Обрисовывает подбородок, раковину уха. Только височную часть избегает, где наложена повязка.
Долго. Нежно. Трелетно.
- Рус.
Зову, но он запрещает.
— Тш-ини...— поглаживает большим пальцем нижнюю губу.
Склоняется ниже. Смотрит, не моргая.
Не могу объяснить, но тишина кажется громкой, говорящей за нас. Напитанной эмоциями под завязку звенящей, пронизывающей насквозь. За молчанием мужчины таится что-то настолько глубокое, мощное, что тело замирает, подчиняясь не озвученным просьбам.

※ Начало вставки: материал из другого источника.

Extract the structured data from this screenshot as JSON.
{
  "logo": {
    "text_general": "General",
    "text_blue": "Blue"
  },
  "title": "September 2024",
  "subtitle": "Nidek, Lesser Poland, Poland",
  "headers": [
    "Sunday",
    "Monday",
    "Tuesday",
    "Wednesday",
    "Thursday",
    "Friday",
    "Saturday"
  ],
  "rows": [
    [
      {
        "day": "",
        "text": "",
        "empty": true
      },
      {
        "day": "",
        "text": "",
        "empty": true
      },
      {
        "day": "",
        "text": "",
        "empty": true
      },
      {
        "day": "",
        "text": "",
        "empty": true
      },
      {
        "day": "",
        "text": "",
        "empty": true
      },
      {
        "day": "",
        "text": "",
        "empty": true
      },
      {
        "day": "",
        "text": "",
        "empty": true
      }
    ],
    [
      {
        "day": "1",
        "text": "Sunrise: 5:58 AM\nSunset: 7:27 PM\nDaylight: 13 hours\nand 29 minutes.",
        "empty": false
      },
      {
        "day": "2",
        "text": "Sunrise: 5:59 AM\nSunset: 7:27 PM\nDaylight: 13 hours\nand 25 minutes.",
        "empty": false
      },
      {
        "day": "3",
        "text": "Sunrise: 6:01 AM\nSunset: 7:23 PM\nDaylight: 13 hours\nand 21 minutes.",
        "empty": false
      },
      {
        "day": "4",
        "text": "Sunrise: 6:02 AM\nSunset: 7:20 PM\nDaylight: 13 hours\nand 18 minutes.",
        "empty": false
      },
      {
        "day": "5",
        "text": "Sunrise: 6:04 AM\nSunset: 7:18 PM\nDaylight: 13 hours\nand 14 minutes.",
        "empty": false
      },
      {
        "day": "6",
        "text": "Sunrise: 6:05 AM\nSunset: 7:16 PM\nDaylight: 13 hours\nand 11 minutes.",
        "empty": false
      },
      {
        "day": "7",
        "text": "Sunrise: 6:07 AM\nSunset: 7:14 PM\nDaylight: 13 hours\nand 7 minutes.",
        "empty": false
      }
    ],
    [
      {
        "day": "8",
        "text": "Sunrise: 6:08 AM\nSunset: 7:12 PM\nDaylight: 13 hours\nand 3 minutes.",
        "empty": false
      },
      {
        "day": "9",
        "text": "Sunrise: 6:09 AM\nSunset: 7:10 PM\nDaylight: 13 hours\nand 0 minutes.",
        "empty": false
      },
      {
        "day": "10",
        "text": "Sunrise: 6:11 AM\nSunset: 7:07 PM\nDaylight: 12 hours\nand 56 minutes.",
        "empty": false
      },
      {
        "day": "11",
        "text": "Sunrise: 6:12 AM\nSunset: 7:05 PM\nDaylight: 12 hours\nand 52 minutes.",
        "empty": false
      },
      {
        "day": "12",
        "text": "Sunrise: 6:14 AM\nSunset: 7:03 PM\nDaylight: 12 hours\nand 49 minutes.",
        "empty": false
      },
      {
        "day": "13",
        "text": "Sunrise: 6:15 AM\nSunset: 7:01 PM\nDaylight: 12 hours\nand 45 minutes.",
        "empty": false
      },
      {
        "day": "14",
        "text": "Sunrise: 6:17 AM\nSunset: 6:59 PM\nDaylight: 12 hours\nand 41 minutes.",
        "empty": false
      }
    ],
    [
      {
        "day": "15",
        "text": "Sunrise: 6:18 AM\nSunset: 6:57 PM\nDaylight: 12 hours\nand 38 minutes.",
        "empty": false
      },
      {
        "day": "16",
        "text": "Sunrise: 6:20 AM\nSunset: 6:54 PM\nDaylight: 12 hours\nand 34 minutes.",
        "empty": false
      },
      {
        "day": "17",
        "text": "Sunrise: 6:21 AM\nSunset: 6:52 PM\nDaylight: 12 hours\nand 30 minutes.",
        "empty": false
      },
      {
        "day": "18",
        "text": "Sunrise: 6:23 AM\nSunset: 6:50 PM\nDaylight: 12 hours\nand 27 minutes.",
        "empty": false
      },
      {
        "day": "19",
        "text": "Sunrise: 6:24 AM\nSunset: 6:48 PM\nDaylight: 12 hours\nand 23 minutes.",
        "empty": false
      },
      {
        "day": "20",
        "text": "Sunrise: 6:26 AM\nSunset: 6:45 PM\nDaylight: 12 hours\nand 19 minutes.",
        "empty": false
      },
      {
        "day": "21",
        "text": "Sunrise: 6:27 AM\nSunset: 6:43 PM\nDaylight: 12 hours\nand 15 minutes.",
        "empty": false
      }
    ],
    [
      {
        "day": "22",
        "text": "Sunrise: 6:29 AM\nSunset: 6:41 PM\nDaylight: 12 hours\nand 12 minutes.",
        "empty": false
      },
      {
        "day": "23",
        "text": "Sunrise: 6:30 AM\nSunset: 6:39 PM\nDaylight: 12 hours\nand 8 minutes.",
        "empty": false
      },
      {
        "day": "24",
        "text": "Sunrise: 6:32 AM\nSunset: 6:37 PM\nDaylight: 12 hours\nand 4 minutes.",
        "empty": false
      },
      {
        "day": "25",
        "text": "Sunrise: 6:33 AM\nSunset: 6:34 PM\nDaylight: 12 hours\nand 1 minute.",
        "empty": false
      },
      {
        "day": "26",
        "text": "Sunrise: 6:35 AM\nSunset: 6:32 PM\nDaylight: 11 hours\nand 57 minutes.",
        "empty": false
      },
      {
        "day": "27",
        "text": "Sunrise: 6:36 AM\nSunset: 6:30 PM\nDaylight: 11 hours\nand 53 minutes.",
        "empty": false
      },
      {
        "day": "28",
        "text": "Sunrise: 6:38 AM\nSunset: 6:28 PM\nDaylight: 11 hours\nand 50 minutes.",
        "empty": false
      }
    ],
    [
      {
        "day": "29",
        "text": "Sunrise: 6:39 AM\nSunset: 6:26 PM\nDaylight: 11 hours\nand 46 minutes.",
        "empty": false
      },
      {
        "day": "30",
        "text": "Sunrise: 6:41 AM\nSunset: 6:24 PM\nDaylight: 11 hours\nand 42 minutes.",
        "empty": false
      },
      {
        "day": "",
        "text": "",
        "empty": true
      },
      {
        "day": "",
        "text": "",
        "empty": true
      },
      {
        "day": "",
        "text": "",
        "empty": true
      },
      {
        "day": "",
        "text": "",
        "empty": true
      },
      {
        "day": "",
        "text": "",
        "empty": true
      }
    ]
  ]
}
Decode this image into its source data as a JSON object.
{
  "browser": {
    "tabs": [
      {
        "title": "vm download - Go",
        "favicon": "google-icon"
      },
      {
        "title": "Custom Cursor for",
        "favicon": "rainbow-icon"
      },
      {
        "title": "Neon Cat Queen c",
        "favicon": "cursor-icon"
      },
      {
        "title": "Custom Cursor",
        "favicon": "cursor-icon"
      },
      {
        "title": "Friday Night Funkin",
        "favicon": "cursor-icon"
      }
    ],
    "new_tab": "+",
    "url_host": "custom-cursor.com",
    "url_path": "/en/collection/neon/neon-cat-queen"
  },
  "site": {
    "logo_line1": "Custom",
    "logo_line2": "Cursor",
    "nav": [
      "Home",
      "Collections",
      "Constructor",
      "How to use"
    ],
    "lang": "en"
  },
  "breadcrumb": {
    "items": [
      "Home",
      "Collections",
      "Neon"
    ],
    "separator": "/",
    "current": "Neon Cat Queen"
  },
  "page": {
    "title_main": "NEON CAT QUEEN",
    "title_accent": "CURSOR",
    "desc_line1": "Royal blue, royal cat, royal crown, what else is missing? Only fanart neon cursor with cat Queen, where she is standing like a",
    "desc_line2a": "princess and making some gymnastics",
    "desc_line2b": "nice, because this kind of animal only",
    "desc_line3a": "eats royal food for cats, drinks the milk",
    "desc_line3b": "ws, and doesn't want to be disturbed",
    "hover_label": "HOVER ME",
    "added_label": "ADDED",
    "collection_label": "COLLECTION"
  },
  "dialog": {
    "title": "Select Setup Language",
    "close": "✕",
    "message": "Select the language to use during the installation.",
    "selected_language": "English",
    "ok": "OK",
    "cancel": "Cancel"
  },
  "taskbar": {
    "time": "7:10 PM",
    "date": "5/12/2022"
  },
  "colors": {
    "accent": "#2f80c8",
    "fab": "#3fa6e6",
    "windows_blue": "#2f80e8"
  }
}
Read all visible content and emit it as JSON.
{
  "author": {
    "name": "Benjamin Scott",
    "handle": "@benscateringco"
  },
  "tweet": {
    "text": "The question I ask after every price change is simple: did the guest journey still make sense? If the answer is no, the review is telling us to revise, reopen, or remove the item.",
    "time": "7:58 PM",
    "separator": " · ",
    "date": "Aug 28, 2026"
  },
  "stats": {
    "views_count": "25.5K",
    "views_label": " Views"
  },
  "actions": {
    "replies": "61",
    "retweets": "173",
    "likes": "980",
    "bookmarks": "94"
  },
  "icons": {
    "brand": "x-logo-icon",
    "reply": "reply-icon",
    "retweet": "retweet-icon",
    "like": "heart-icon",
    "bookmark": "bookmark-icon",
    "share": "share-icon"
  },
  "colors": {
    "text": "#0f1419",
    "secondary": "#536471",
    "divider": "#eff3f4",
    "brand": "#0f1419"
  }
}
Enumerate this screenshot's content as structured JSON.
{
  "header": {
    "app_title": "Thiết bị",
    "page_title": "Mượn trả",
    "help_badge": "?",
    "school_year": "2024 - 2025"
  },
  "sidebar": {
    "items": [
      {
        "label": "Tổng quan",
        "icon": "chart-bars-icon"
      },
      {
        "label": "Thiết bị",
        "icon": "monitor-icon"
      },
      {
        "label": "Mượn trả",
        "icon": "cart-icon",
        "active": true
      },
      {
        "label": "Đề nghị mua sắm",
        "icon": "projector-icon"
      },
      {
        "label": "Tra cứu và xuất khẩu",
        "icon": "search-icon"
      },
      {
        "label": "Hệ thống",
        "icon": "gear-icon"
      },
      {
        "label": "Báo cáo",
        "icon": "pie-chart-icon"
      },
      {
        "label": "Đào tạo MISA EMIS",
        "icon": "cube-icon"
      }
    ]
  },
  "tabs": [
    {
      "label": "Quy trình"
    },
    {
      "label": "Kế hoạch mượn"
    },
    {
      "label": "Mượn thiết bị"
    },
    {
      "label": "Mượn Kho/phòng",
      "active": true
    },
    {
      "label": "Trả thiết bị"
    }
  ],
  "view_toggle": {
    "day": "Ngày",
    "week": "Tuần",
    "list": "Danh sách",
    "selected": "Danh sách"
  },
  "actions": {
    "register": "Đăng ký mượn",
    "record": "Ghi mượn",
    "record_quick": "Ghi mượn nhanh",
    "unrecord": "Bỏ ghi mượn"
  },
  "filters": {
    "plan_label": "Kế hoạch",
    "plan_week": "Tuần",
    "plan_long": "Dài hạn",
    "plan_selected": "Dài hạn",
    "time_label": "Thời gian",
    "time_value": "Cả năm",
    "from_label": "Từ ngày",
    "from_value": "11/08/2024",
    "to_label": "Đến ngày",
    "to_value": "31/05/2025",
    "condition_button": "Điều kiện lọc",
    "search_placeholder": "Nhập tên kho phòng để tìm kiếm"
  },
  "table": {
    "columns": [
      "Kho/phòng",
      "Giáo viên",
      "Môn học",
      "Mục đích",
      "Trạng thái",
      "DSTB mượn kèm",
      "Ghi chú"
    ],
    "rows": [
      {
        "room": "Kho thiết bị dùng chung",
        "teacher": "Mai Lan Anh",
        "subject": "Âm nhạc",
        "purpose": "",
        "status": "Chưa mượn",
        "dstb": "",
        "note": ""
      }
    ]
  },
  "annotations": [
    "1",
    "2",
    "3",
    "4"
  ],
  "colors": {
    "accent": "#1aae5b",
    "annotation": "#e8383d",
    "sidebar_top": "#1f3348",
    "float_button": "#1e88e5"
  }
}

Он не спешит. Плавным движением стягивает одеяло к коленям, прихватывает низ больничной рубахи и тянет ее вверх. Стыдливый румянец опаляет щеки, когда перед глазами Арбатова предстают синяки на животе и ребрах.
Не знаю откуда, но я точно знаю, что он видит е этот момент не мое, покрывшееся мурашками тело, а гематомы, ссадины и повязки.
— Руслан.
— Тиши.ши... всё хорошо, Ариш... всё хорошо.
Озноб охватывает спину и не отпускает. От внутреннего напряжения потряхивает. А потом Сатана почти невесомо касается самого краешка особо пострадавшего участка тела, и я понимаю, что его руки дрожат.